Séquin is recognized as one of the pioneers in processor design. Séquin has worked with computer graphics, geometric modelling, and on the development of computer-aided design (CAD) tools for circuit designers. He was born in Zurich, Switzerland.

Séquin is a Fellow of the Association for Computing Machinery.

==Academic history==
Séquin holds the Baccalaureate type C (in Math and Science), Basel, Switzerland (1960), the Diploma in Experimental Physics, University of Basel, Switzerland (1965), and a Ph.D in Experimental Physics, from the Institute of Applied Physics, Basel (1969).

==Career==
Having received his doctorate, Séquin went on to work at the Institute of Applied Physics in Basel on the interface physics of MOS transistors and problems of applied electronics in the field of cybernetic models. From 1970 to 1976 Séquin worked at Bell Telephone Laboratories in New Jersey on the design and investigation of charge-coupled devices for imaging and signal processing applications. While at Bell Telephone Laboratories he was introduced to computer graphics in lectures given by Ken Knowlton.
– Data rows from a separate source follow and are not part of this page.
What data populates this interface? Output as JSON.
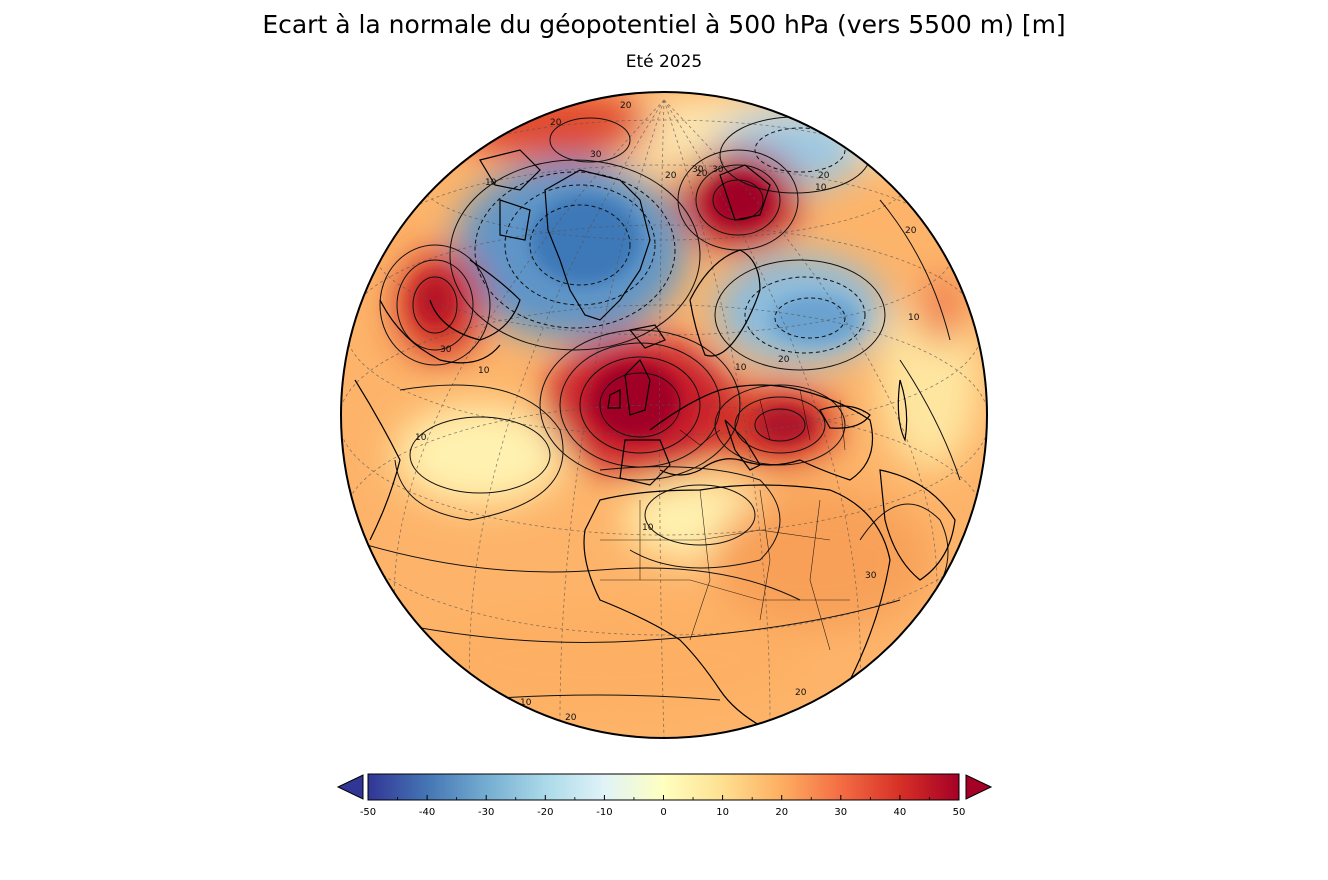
{
  "title": "Ecart à la normale du géopotentiel à 500 hPa (vers 5500 m)  [m]",
  "subtitle": "Eté 2025",
  "colorbar": {
    "min": -50,
    "max": 50,
    "ticks": [
      "-50",
      "-40",
      "-30",
      "-20",
      "-10",
      "0",
      "10",
      "20",
      "30",
      "40",
      "50"
    ],
    "extend": "both",
    "colors": [
      "#313695",
      "#4575b4",
      "#74add1",
      "#abd9e9",
      "#e0f3f8",
      "#ffffbf",
      "#fee090",
      "#fdae61",
      "#f46d43",
      "#d73027",
      "#a50026"
    ]
  },
  "map": {
    "projection": "orthographic",
    "region": "Europe / North Atlantic",
    "contour_labels": [
      "30",
      "20",
      "30",
      "10",
      "20",
      "10",
      "10",
      "20",
      "30",
      "20",
      "20",
      "10",
      "10",
      "10",
      "20",
      "30",
      "20",
      "10",
      "20",
      "20",
      "10",
      "20",
      "30"
    ],
    "anomalies": [
      {
        "name": "greenland-low",
        "sign": "negative"
      },
      {
        "name": "scandinavia-low",
        "sign": "negative"
      },
      {
        "name": "arctic-low",
        "sign": "negative"
      },
      {
        "name": "western-europe-high",
        "sign": "positive"
      },
      {
        "name": "balkans-high",
        "sign": "positive"
      },
      {
        "name": "labrador-high",
        "sign": "positive"
      },
      {
        "name": "barents-high",
        "sign": "positive"
      },
      {
        "name": "north-pole-high",
        "sign": "positive"
      }
    ]
  }
}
In 1977 Séquin joined the Faculty in the Electrical Engineering and Computer Science Department (EECS) at Berkeley where he introduced the concept of RISC processors with David A. Patterson in the early 1980s. He was head of the Computer Science Division from 1980 to 1983. Since then he has worked extensively on computer graphics, geometric modelling, and on the development of computer aided design (CAD) tools for circuit designers, architects, and for mechanical engineers.

Séquin's expertise in computer graphics and geometric design have led to his involvement with sculptors of abstract geometric art, which was inspired by the analytic constructivism of Frank Smullin.

Séquin is a Fellow of the Association for Computing Machinery (ACM), a Fellow of the IEEE, and has been elected to the Swiss Academy of Engineering Sciences. Since 2001 he has been Associate Dean, Capital Projects, at Berkeley’s College of Engineering.